There are two prongs to the famous "frontier thesis" which reporter Terry Pristin looks at in her piece on historians of the American West ("Taming of the Wild West Is Rewritten by Scholars," Part A, Nov. 14). On the one hand, the man who came up with this thesis, Frederick Jackson Turner, related American democracy to the "safety valve" function of the frontier. So long as there was lots of land on the other side of the border, and you were willing to destroy any Indian nation that stood in your way, losers in the "settled areas" could move west, get land of their own and become part of the self-supporting, self-governing mainstream.
This was the historical part of the thesis.

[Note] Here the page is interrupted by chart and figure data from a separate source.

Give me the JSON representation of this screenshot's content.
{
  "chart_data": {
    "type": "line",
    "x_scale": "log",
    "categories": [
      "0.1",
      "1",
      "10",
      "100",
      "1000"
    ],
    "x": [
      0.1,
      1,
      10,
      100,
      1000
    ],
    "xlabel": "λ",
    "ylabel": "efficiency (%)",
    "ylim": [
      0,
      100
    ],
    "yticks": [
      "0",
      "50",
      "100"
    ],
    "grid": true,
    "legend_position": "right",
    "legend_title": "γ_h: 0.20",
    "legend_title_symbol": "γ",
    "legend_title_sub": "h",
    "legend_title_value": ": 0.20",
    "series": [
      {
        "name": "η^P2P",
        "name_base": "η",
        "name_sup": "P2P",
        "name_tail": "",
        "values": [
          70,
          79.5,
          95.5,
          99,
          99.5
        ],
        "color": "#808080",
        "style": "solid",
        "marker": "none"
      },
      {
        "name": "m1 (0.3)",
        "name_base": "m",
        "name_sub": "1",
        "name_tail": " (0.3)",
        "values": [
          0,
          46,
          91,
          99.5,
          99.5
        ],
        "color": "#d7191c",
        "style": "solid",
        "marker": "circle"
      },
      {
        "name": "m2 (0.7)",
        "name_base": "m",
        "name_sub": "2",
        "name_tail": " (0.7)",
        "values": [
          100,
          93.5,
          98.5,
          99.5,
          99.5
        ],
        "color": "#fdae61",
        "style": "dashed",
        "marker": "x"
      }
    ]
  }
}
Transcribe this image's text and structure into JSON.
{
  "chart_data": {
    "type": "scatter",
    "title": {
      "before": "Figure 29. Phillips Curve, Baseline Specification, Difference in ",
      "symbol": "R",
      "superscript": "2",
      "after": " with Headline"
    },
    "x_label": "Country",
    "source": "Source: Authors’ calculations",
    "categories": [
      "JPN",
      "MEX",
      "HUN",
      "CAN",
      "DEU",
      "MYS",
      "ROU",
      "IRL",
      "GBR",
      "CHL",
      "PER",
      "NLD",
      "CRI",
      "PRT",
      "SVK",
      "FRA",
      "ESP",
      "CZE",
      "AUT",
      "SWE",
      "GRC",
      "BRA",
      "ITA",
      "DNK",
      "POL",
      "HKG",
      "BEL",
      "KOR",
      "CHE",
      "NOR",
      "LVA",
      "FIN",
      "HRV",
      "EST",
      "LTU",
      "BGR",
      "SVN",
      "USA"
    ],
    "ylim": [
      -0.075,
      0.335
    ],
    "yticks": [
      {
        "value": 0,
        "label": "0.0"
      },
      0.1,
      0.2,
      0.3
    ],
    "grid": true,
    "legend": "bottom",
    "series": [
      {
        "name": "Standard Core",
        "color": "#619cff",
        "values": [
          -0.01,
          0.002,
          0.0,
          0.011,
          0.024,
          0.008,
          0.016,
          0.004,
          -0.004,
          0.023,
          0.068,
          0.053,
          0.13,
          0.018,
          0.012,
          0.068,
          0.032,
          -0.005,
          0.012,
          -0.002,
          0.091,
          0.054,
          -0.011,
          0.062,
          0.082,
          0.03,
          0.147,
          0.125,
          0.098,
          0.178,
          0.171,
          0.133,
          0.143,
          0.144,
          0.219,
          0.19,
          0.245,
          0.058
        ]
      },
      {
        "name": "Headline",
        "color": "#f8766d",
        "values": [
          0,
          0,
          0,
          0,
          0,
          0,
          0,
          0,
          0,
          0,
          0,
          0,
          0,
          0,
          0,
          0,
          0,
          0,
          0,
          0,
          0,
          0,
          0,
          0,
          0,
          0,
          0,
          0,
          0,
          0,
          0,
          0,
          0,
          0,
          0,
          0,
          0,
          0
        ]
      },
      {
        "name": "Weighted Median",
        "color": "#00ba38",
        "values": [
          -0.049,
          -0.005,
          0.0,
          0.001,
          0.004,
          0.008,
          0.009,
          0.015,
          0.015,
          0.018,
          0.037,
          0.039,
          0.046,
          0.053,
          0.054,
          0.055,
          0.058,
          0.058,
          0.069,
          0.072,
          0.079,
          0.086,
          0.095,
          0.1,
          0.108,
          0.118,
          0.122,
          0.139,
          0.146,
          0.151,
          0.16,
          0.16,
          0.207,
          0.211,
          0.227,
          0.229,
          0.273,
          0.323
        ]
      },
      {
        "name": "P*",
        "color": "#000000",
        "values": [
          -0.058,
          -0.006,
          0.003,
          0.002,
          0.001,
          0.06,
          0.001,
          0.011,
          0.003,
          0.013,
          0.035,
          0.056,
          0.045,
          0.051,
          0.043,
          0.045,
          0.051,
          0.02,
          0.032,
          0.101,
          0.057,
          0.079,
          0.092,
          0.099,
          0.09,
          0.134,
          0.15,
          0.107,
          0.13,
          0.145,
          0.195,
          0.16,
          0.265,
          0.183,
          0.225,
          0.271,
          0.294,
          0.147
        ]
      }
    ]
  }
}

Turner used it to explain how the nation had managed to flourish up to 1890, expanding in the course of three centuries from one edge of the continent to the other.
Turner's second point was more threatening, and perhaps more relevant. To make it possible for you to afford your special version of democracy, he warned us, you have had to take over this entire land mass. The question now is, where are you going to expand next?
Teddy Roosevelt in Panama and the Philippines, Woodrow Wilson in Vera Cruz, Haiti and Flanders, Lyndon Johnson in Vietnam, Ronald Reagan in Nicaragua and Grenada, each had his own answer to Turner's challenge. George Bush's upcoming grab for Middle Eastern oil is in the same brutal tradition.